By Drew Harwell, Times Staff Writer
Monday, October 25, 2010
WESLEY CHAPEL — Jonathan Brueckner had an efficient way of cleaning tables.
As he moved about the Saddlebrook Resort, tending to the finer details of Saturday night's banquet, authorities said he picked up half-full drinks — and finished them himself.
But Brueckner's attention to waste had one problem: The work was getting him drunk. By the end of the night, after an outburst in which he wielded a corkscrew as a weapon and growled like a wild animal, deputies wrote that his devotion to efficiency had landed him in jail.
Brueckner, 36, an employee with a temporary agency called in to work the banquet, said he didn't understand why the deputies were charging him with disorderly intoxication.
The guests "were just leaving their beer on the table and walking away," deputies recalled him saying. "My crime is taking a few beers?"
The crime, deputies said, was what happened next.
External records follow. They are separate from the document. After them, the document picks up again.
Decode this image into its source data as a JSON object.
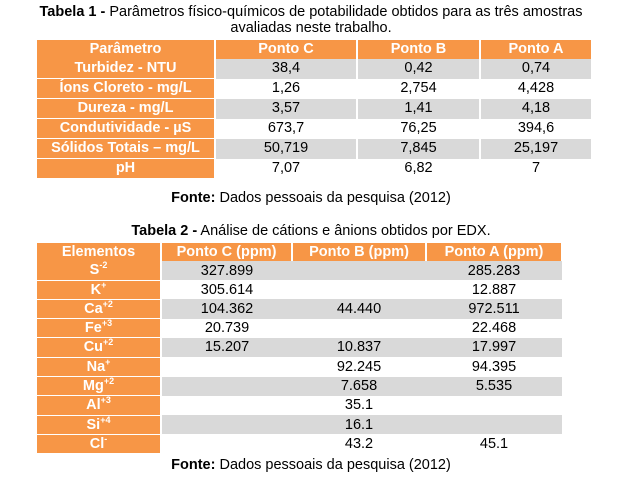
{
  "table1": {
    "caption_bold": "Tabela 1 -",
    "caption_line1": " Parâmetros físico-químicos de potabilidade obtidos para as três amostras",
    "caption_line2": "avaliadas neste trabalho.",
    "headers": [
      "Parâmetro",
      "Ponto C",
      "Ponto B",
      "Ponto A"
    ],
    "rows": [
      {
        "label": "Turbidez - NTU",
        "values": [
          "38,4",
          "0,42",
          "0,74"
        ]
      },
      {
        "label": "Íons Cloreto - mg/L",
        "values": [
          "1,26",
          "2,754",
          "4,428"
        ]
      },
      {
        "label": "Dureza - mg/L",
        "values": [
          "3,57",
          "1,41",
          "4,18"
        ]
      },
      {
        "label": "Condutividade - µS",
        "values": [
          "673,7",
          "76,25",
          "394,6"
        ]
      },
      {
        "label": "Sólidos Totais – mg/L",
        "values": [
          "50,719",
          "7,845",
          "25,197"
        ]
      },
      {
        "label": "pH",
        "values": [
          "7,07",
          "6,82",
          "7"
        ]
      }
    ],
    "source_bold": "Fonte:",
    "source_text": " Dados pessoais da pesquisa (2012)"
  },
  "table2": {
    "caption_bold": "Tabela 2 -",
    "caption_text": " Análise de cátions e ânions obtidos por EDX.",
    "headers": [
      "Elementos",
      "Ponto C (ppm)",
      "Ponto B (ppm)",
      "Ponto A (ppm)"
    ],
    "rows": [
      {
        "element": "S",
        "charge": "-2",
        "values": [
          "327.899",
          "",
          "285.283"
        ]
      },
      {
        "element": "K",
        "charge": "+",
        "values": [
          "305.614",
          "",
          "12.887"
        ]
      },
      {
        "element": "Ca",
        "charge": "+2",
        "values": [
          "104.362",
          "44.440",
          "972.511"
        ]
      },
      {
        "element": "Fe",
        "charge": "+3",
        "values": [
          "20.739",
          "",
          "22.468"
        ]
      },
      {
        "element": "Cu",
        "charge": "+2",
        "values": [
          "15.207",
          "10.837",
          "17.997"
        ]
      },
      {
        "element": "Na",
        "charge": "+",
        "values": [
          "",
          "92.245",
          "94.395"
        ]
      },
      {
        "element": "Mg",
        "charge": "+2",
        "values": [
          "",
          "7.658",
          "5.535"
        ]
      },
      {
        "element": "Al",
        "charge": "+3",
        "values": [
          "",
          "35.1",
          ""
        ]
      },
      {
        "element": "Si",
        "charge": "+4",
        "values": [
          "",
          "16.1",
          ""
        ]
      },
      {
        "element": "Cl",
        "charge": "-",
        "values": [
          "",
          "43.2",
          "45.1"
        ]
      }
    ],
    "source_bold": "Fonte:",
    "source_text": " Dados pessoais da pesquisa (2012)"
  },
  "colors": {
    "header_orange": "#f79646",
    "row_gray": "#d9d9d9",
    "row_white": "#ffffff"
  }
}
Jody Jackfert, Brueckner's co-worker, said she was refusing to talk with him when he became angry and grabbed the corkscrew.
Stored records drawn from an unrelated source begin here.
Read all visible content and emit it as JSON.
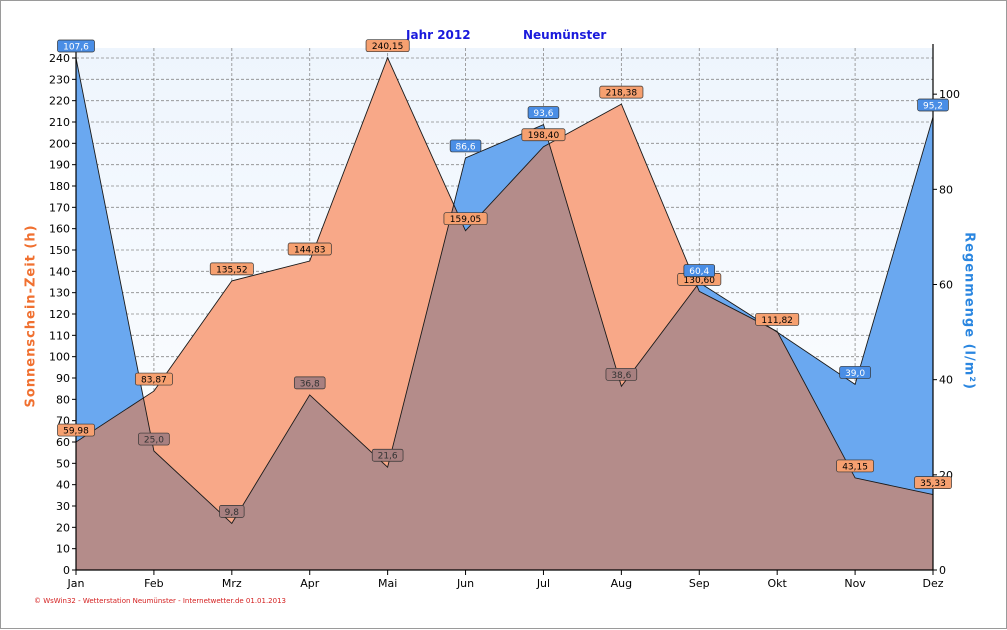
{
  "title_year": "Jahr  2012",
  "title_place": "Neumünster",
  "ylabel_left": "Sonnenschein-Zeit  (h)",
  "ylabel_right": "Regenmenge  (l/m²)",
  "footer": "© WsWin32 - Wetterstation Neumünster - Internetwetter.de  01.01.2013",
  "colors": {
    "sun_fill": "#f8a888",
    "rain_fill": "#6aa8f0",
    "overlap_fill": "#b48c8a",
    "sun_label_bg": "#f6a070",
    "rain_label_bg": "#4a8ee6",
    "title": "#1a1adc"
  },
  "chart_data": {
    "type": "area",
    "categories": [
      "Jan",
      "Feb",
      "Mrz",
      "Apr",
      "Mai",
      "Jun",
      "Jul",
      "Aug",
      "Sep",
      "Okt",
      "Nov",
      "Dez"
    ],
    "series": [
      {
        "axis": "left",
        "values": [
          59.98,
          83.87,
          135.52,
          144.83,
          240.15,
          159.05,
          198.4,
          218.38,
          130.6,
          111.82,
          43.15,
          35.33
        ],
        "labels": [
          "59,98",
          "83,87",
          "135,52",
          "144,83",
          "240,15",
          "159,05",
          "198,40",
          "218,38",
          "130,60",
          "111,82",
          "43,15",
          "35,33"
        ]
      },
      {
        "axis": "right",
        "values": [
          107.6,
          25.0,
          9.8,
          36.8,
          21.6,
          86.6,
          93.6,
          38.6,
          60.4,
          50.0,
          39.0,
          95.2
        ],
        "labels": [
          "107,6",
          "25,0",
          "9,8",
          "36,8",
          "21,6",
          "86,6",
          "93,6",
          "38,6",
          "60,4",
          "",
          "39,0",
          "95,2"
        ]
      }
    ],
    "ylim_left": [
      0,
      240
    ],
    "ylim_right": [
      0,
      107.6
    ],
    "yticks_left": [
      "0",
      "10",
      "20",
      "30",
      "40",
      "50",
      "60",
      "70",
      "80",
      "90",
      "100",
      "110",
      "120",
      "130",
      "140",
      "150",
      "160",
      "170",
      "180",
      "190",
      "200",
      "210",
      "220",
      "230",
      "240"
    ],
    "yticks_right": [
      "0",
      "20",
      "40",
      "60",
      "80",
      "100"
    ],
    "grid": true
  }
}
He made a fist, slid the blade between his fingers and began growling and shaking violently, according to a Pasco County Sheriff's Office report. Jackfert told her manager about the threat, worried he might pounce on one of the resort's guests.
Saddlebrook security guards, finding a few cans of beer in his pocket, confined Brueckner to an office about 11 p.m. He cursed and clenched his teeth, they said. When deputies arrived, he reeked of alcohol and was wobbling.
Deputies took him to the Land O'Lakes jail Saturday night. He was released on $100 bail Sunday morning. Jackfert, 56, declined to press assault charges.
Brueckner admitted to deputies he had a problem with alcohol, adding that this kind of outburst was nothing new. He pleaded no contest in 2007 to disorderly conduct while working at the Seminole Hard Rock casino in Tampa. Still, he defended his work. "Hey, all those people were drinking," deputies recalled him saying. "Why can't I?"